Man Arrested For Facebook Post About Zimmerman Verdict
George Zimmerman listens as the jury finds him not guilty on the 25th day of his trial at the Seminole County Criminal Justice Center in Sanford, Florida, Saturday, July 13, 2013. Zimmerman has been charged with second-degree murder in the fatal shooting of Trayvon Martin, an unarmed teen, in 2012. (Pool/Joe Burbank/Orlando Sentinel/MCT via Getty Images)
George Zimmerman listens as the jury finds him not guilty on the 25th day of his trial at the Seminole County Criminal Justice Center in Sanford, Florida, Saturday, July 13, 2013. Zimmerman has been charged with second-degree murder in the fatal shooting of Trayvon Martin, an unarmed teen, in 2012. (Pool/Joe Burbank/Orlando Sentinel/MCT via Getty Images)

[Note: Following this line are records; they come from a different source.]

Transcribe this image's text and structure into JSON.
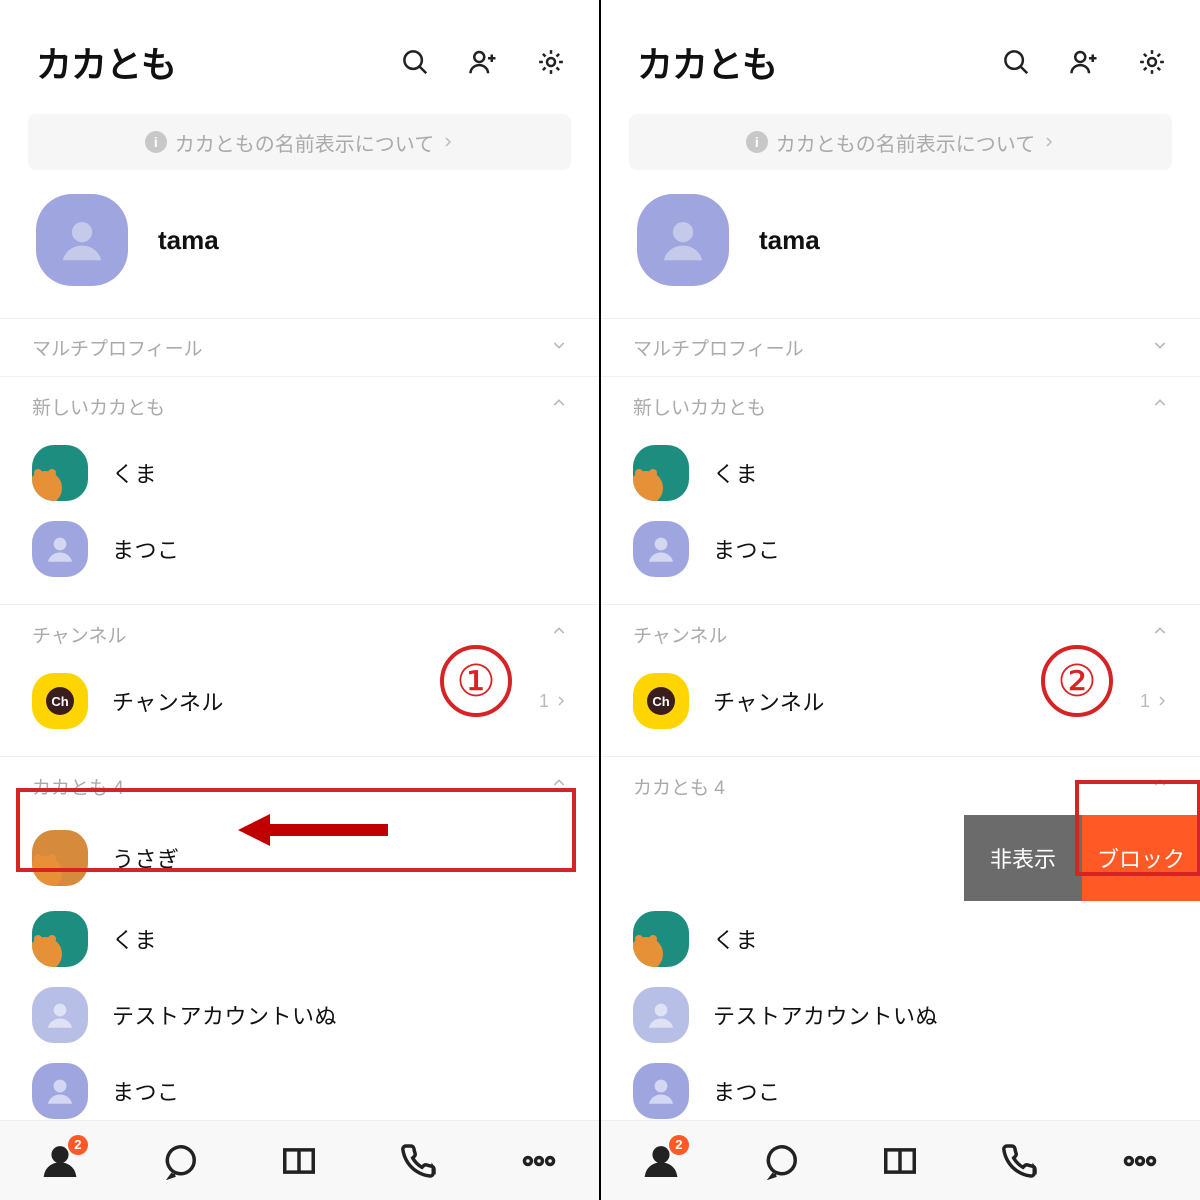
{
  "header": {
    "title": "カカとも"
  },
  "info_banner": {
    "text": "カカともの名前表示について"
  },
  "me": {
    "name": "tama"
  },
  "sections": {
    "multi_profile": "マルチプロフィール",
    "new_friends": "新しいカカとも",
    "channel": "チャンネル",
    "friends": "カカとも 4"
  },
  "new_friends": [
    {
      "name": "くま",
      "avatar": "teal_ryan"
    },
    {
      "name": "まつこ",
      "avatar": "blue_person"
    }
  ],
  "channel": {
    "name": "チャンネル",
    "count": "1"
  },
  "friends_left": [
    {
      "name": "うさぎ",
      "avatar": "orange_ryan"
    },
    {
      "name": "くま",
      "avatar": "teal_ryan"
    },
    {
      "name": "テストアカウントいぬ",
      "avatar": "pblue_person"
    },
    {
      "name": "まつこ",
      "avatar": "blue_person"
    }
  ],
  "friends_right": [
    {
      "name": "くま",
      "avatar": "teal_ryan"
    },
    {
      "name": "テストアカウントいぬ",
      "avatar": "pblue_person"
    },
    {
      "name": "まつこ",
      "avatar": "blue_person"
    }
  ],
  "swipe": {
    "hide": "非表示",
    "block": "ブロック"
  },
  "tabbar": {
    "badge": "2"
  },
  "annotation": {
    "step1": "①",
    "step2": "②"
  }
}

A New York man was arrested for making a terroristic threat after he posted a Facebook status about the George Zimmerman verdict. "Kill all whites," the post read, in part.

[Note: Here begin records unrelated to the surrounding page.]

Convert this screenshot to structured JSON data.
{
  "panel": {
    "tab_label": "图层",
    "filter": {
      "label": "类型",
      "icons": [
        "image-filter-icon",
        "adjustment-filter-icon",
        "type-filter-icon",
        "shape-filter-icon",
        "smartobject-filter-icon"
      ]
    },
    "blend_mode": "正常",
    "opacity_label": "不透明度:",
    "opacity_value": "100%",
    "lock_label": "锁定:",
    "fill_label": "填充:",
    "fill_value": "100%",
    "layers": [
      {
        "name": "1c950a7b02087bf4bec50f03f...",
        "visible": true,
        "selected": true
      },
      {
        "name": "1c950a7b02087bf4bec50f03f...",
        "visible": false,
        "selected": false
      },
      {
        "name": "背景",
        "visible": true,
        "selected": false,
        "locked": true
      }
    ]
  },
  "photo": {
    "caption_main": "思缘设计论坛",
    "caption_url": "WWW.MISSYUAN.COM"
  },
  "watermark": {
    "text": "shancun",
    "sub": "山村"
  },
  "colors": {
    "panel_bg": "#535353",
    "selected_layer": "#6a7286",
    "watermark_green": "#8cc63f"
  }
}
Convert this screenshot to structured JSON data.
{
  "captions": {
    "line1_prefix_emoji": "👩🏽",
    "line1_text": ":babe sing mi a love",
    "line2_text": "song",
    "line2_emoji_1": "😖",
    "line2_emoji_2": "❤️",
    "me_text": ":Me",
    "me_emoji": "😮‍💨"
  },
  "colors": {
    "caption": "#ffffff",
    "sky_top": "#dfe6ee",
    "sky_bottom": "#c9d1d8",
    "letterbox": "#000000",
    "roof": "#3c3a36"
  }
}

Remel Newson, a 20-year-old Queens, N.Y., man, was angry after a jury in Sanford, Fla., on July 13 found Zimmerman not guilty in the shooting death of Trayvon Martin, an unarmed black teenager. Newson took to Facebook to air his grievances, posting a status update about how blacks cannot get justice, according to WNYC. He used the hashtag "#killall whites" and wrote, "let's kill cops nd neighborhood watcher [sic]."

Read the full post below (via Gothamist):

BLAC N****S CNT GET NO TYPE OF JUSTICE FUCCIN WIT DESE CRACCER'S #KILLALL WHITES DATS DA TYPE OF S**T I'M ON F**K DIS BEEF S**T LET'S KILL COPS ND NEIGHBO RHOOD WATCHER #FACTS DAT

A New York Police Department officer monitoring Facebook saw the post on July 17. Hours later, the Queens man was arrested for “making a terroristic threat," a felony, according to WNYC. He was later charged with unlawful possession of marijuana.

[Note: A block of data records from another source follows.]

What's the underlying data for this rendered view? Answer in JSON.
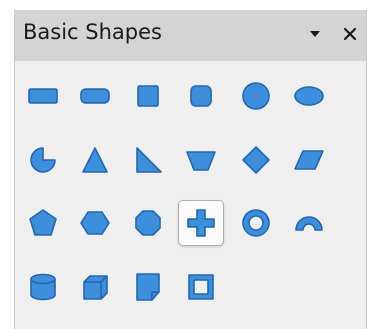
{
  "panel": {
    "title": "Basic Shapes",
    "menu_icon": "triangle-down-icon",
    "close_icon": "close-icon"
  },
  "colors": {
    "shape_fill": "#3d8edb",
    "shape_stroke": "#2567ad",
    "panel_bg": "#efefef",
    "titlebar_bg": "#d4d4d4"
  },
  "shapes": [
    {
      "name": "rectangle",
      "icon": "rectangle-icon"
    },
    {
      "name": "rectangle-rounded",
      "icon": "rounded-rectangle-icon"
    },
    {
      "name": "square",
      "icon": "square-icon"
    },
    {
      "name": "square-rounded",
      "icon": "rounded-square-icon"
    },
    {
      "name": "circle",
      "icon": "circle-icon"
    },
    {
      "name": "ellipse",
      "icon": "ellipse-icon"
    },
    {
      "name": "circle-pie",
      "icon": "circle-pie-icon"
    },
    {
      "name": "isosceles-triangle",
      "icon": "isosceles-triangle-icon"
    },
    {
      "name": "right-triangle",
      "icon": "right-triangle-icon"
    },
    {
      "name": "trapezoid",
      "icon": "trapezoid-icon"
    },
    {
      "name": "diamond",
      "icon": "diamond-icon"
    },
    {
      "name": "parallelogram",
      "icon": "parallelogram-icon"
    },
    {
      "name": "pentagon",
      "icon": "pentagon-icon"
    },
    {
      "name": "hexagon",
      "icon": "hexagon-icon"
    },
    {
      "name": "octagon",
      "icon": "octagon-icon"
    },
    {
      "name": "cross",
      "icon": "cross-icon",
      "hovered": true
    },
    {
      "name": "ring",
      "icon": "ring-icon"
    },
    {
      "name": "block-arc",
      "icon": "block-arc-icon"
    },
    {
      "name": "cylinder",
      "icon": "cylinder-icon"
    },
    {
      "name": "cube",
      "icon": "cube-icon"
    },
    {
      "name": "folded-corner",
      "icon": "folded-corner-icon"
    },
    {
      "name": "frame",
      "icon": "frame-icon"
    }
  ]
}
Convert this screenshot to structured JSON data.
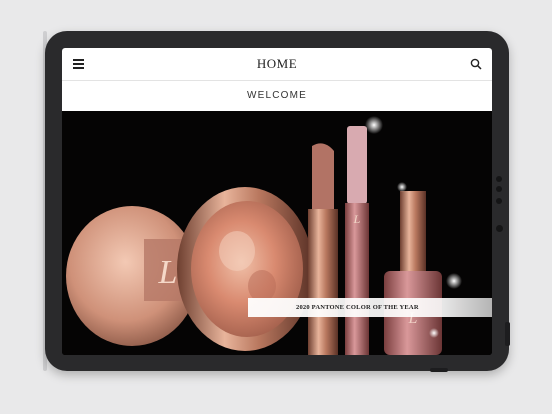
{
  "header": {
    "title": "HOME",
    "menu_icon": "hamburger-menu-icon",
    "search_icon": "search-icon"
  },
  "subheader": {
    "title": "WELCOME"
  },
  "hero": {
    "banner_text": "2020 PANTONE COLOR OF THE YEAR"
  },
  "colors": {
    "page_background": "#e9e9ea",
    "device_frame": "#2a2a2c",
    "hero_background": "#050404",
    "rose_gold": "#d9a08a"
  }
}
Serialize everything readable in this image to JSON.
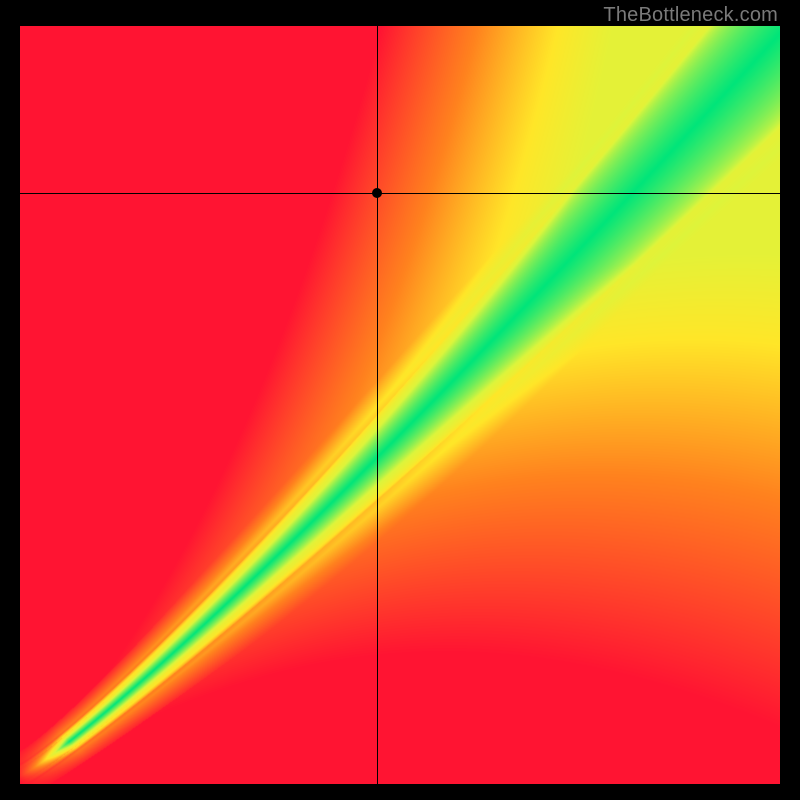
{
  "watermark": "TheBottleneck.com",
  "chart_data": {
    "type": "heatmap",
    "title": "",
    "xlabel": "",
    "ylabel": "",
    "xlim": [
      0,
      100
    ],
    "ylim": [
      0,
      100
    ],
    "colormap_description": "Red-Orange-Yellow-Green diagonal gradient; green optimal band along a curved diagonal where x≈y, shading through yellow to red as |x-y| increases. Bottom-left corner is red, top-right corner trends yellow-green.",
    "diagonal_band": {
      "description": "Bright green optimal region, curved roughly along y ≈ x^1.15 (slightly above the main diagonal in the lower half and below it in the upper-right), narrowing toward origin and widening toward upper-right.",
      "color": "#00E57A"
    },
    "crosshair": {
      "x": 47,
      "y": 78,
      "marker_color": "#000000"
    },
    "grid": false,
    "legend": false
  }
}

Following the arrest, Newson admitted to police he "f**ked up" and made a "stupid mistake," according to DNAinfo New York. However, his lawyer, Tasha Lloyd-Garcia, claims her client copied and pasted the "terroristic" post from another person's profile onto his. She is "disturbed" over how the NYPD obtained a search warrant based solely off the posts.

"It doesn't seem like it would meet the standard for probable cause to get a search warrant," she told DNAinfo. "There's no common scheme or plans to carry anything out."

Arrests over Facebook posts are not unheard of. In February, Texas teen Justin Carter was jailed after he made a sarcastic threat in a Facebook comment to "shoot up a school full of kids and eat their ... hearts" while arguing with a friend over a video game. A woman from Canada saw the post and alerted authorities. Carter was taken into custody and charged with making a terroristic threat. On July 11, he was freed on $500,000 bail after nearly six months in jail.